Security

Relationship between host name and SSL certificates

SSL certificates are created when you install WLM. This enables WLM to run in secure mode within the system on which it is installed. As of Version A.03.01, when you start WLM using the “/sbin/init.d/wlm start” script, the script uses secure mode by default. This requires that you distribute security certificates to all systems or partitions being managed by the same WLM global arbiter (wlmpard). In addition, if you upgrade WLM and the /etc/rc.config.d/wlm script had been modified prior to the upgrade, you must check that the following variables in /etc/rc.config.d/wlm are enabled (set to 1):

WLMD_SECURE_ENABLE

WLMPARD_SECURE_ENABLE

WLMCOMD_SECURE_ENABLE

The name of each certificate created when you install WLM is based on the name of the host where the certificate is generated. Thus, on host1, the certificate is named host1.pem. This makes it easier for you to identify trusted systems. If you have not yet assigned a host name to the system where WLM is being installed, the certificate is given the default name loopback.pem. When you assign a name to the host, security will continue to work even if the host name differs from the certificate name. To achieve a match between the host and certificate names, you can use the wlmcert command to remove the current certificate and then to reset the certificates so that the host and certificate names match. For more information on security certificates and the wlmcert command, see wlmcert(1M). This and other WLM manpages are also available at the following location:

http://www.hp.com/go/wlm

When using WLM to manage partitions, each partition must have in its truststore the certificate of every other partition with which it is being managed.

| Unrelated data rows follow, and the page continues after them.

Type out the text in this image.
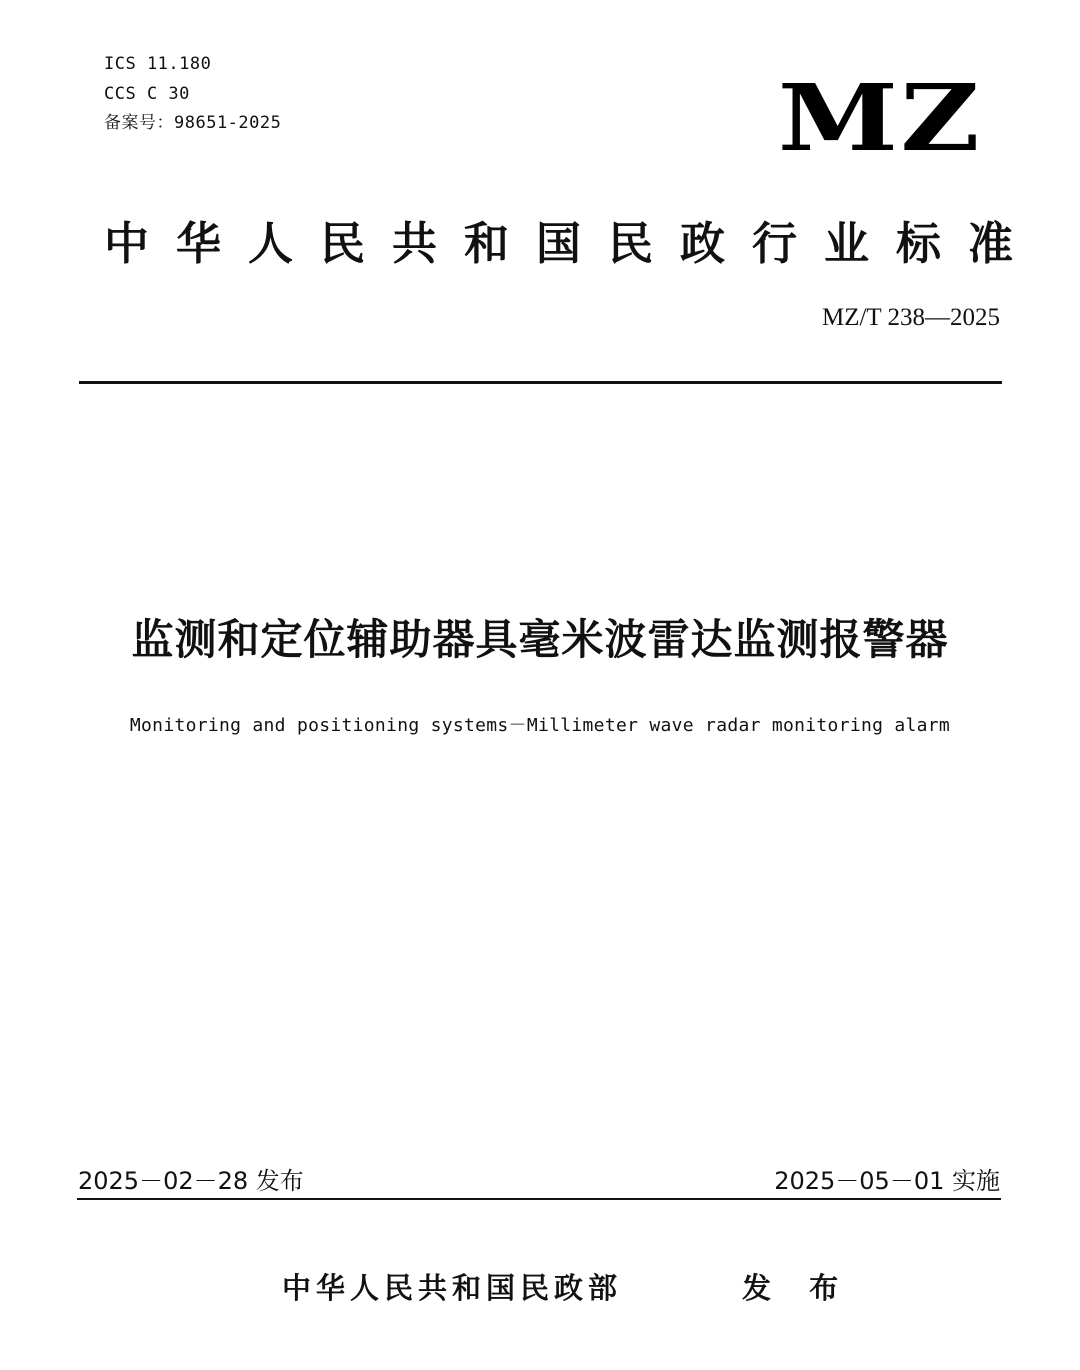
ICS 11.180
CCS C 30
备案号：98651-2025	MZ
中华人民共和国民政行业标准
MZ/T 238—2025
监测和定位辅助器具毫米波雷达监测报警器
Monitoring and positioning systems－Millimeter wave radar monitoring alarm
2025－02－28 发布	2025－05－01 实施
中华人民共和国民政部	发 布
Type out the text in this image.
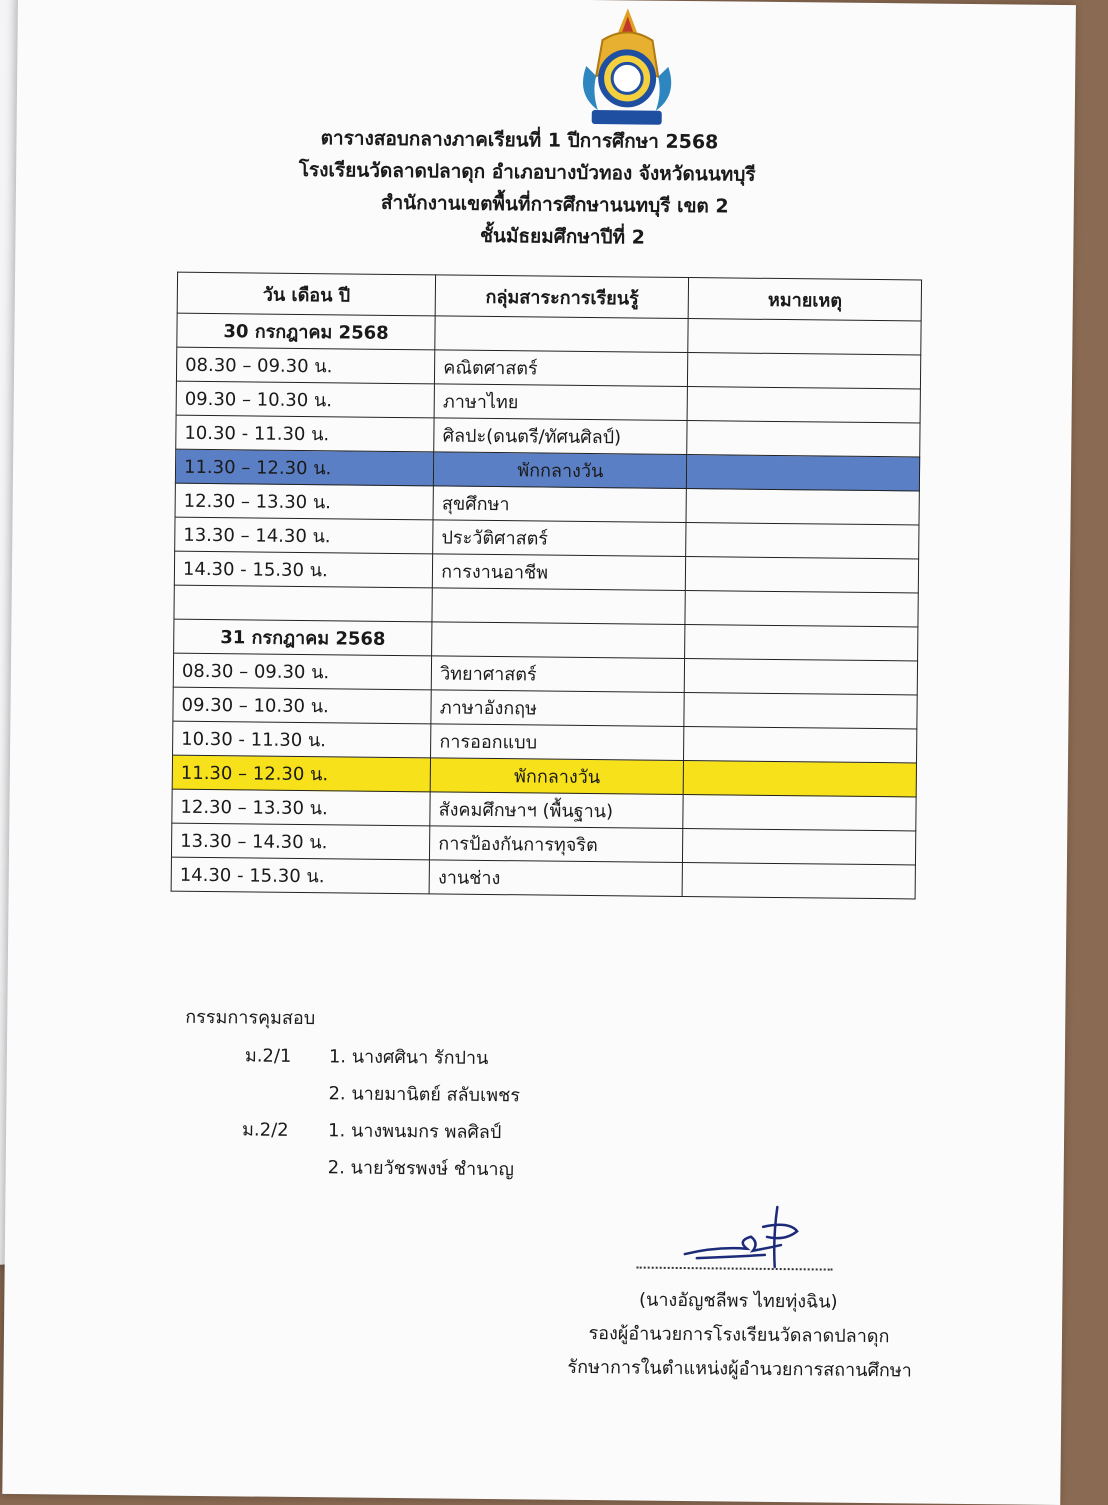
ตารางสอบกลางภาคเรียนที่ 1 ปีการศึกษา 2568
โรงเรียนวัดลาดปลาดุก อำเภอบางบัวทอง จังหวัดนนทบุรี
สำนักงานเขตพื้นที่การศึกษานนทบุรี เขต 2
ชั้นมัธยมศึกษาปีที่ 2
วัน เดือน ปี	กลุ่มสาระการเรียนรู้	หมายเหตุ
30 กรกฎาคม 2568		
08.30 – 09.30 น.	คณิตศาสตร์	
09.30 – 10.30 น.	ภาษาไทย	
10.30 - 11.30 น.	ศิลปะ(ดนตรี/ทัศนศิลป์)	
11.30 – 12.30 น.	พักกลางวัน	
12.30 – 13.30 น.	สุขศึกษา	
13.30 – 14.30 น.	ประวัติศาสตร์	
14.30 - 15.30 น.	การงานอาชีพ	

31 กรกฎาคม 2568		
08.30 – 09.30 น.	วิทยาศาสตร์	
09.30 – 10.30 น.	ภาษาอังกฤษ	
10.30 - 11.30 น.	การออกแบบ	
11.30 – 12.30 น.	พักกลางวัน	
12.30 – 13.30 น.	สังคมศึกษาฯ (พื้นฐาน)	
13.30 – 14.30 น.	การป้องกันการทุจริต	
14.30 - 15.30 น.	งานช่าง	
กรรมการคุมสอบ
ม.2/1 1. นางศศินา รักปาน
2. นายมานิตย์ สลับเพชร
ม.2/2 1. นางพนมกร พลศิลป์
2. นายวัชรพงษ์ ชำนาญ
(นางอัญชลีพร ไทยทุ่งฉิน)
รองผู้อำนวยการโรงเรียนวัดลาดปลาดุก
รักษาการในตำแหน่งผู้อำนวยการสถานศึกษา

	NOTE: If you use Serviceguard on the system running wlmpard, any systems to which wlmpard might fail over must have the same certificates installed in their truststores as does the primary wlmpard node. Therefore, be sure to install the certificates from the systems managed by that wlmpard on any systems to which wlmpard might fail over. Also, install the certificates from all failover systems to the systems being managed by that wlmpard.

Data collectors

Data collectors invoked by WLM run as root and can pose a security threat. Hewlett-Packard makes no claims of any kind with regard to the security of data collectors not provided by Hewlett-Packard. Furthermore, Hewlett-Packard shall not be liable for any security breaches resulting from the use of said data collectors.

wlmgui and wlmcomd

WLM and the WLM GUI allow you to set up secure communications as described in wlmcert(1M). If you choose not to use secure communications, here are several security tips:

Partitions

WLM manages virtual partitions and nPartitions through a global arbiter. WLM’s global arbitration uses non-secured communications. A rogue user could manipulate the communications, resulting in one or more partitions being granted an incorrect number of cores. Use global arbitration only on trusted local area networks.

By default, wlmpard communicates to the partitions on a system through port 9691.

If the partitions use a firewall or if you are using the HP-UX Bastille product on the partitions, it is likely that communications on this port are being blocked. To use wlmpard in your environment, specifically allow port 9691 or another port to be open to incoming connections. If you use a port other than 9691, be sure to restart wlmpard to communicate on the new port.

If you use Bastille or the Install-Time-Security Levels to configure the IPFilter firewall, you may want to put the rules regarding which port to leave open in the following file:

/etc/opt/sec_mgmt/bastille/ipf.customrules

After that, run bastille -b to load the rules and make sure that Bastille does not remove them later during subsequent runs/lockdowns.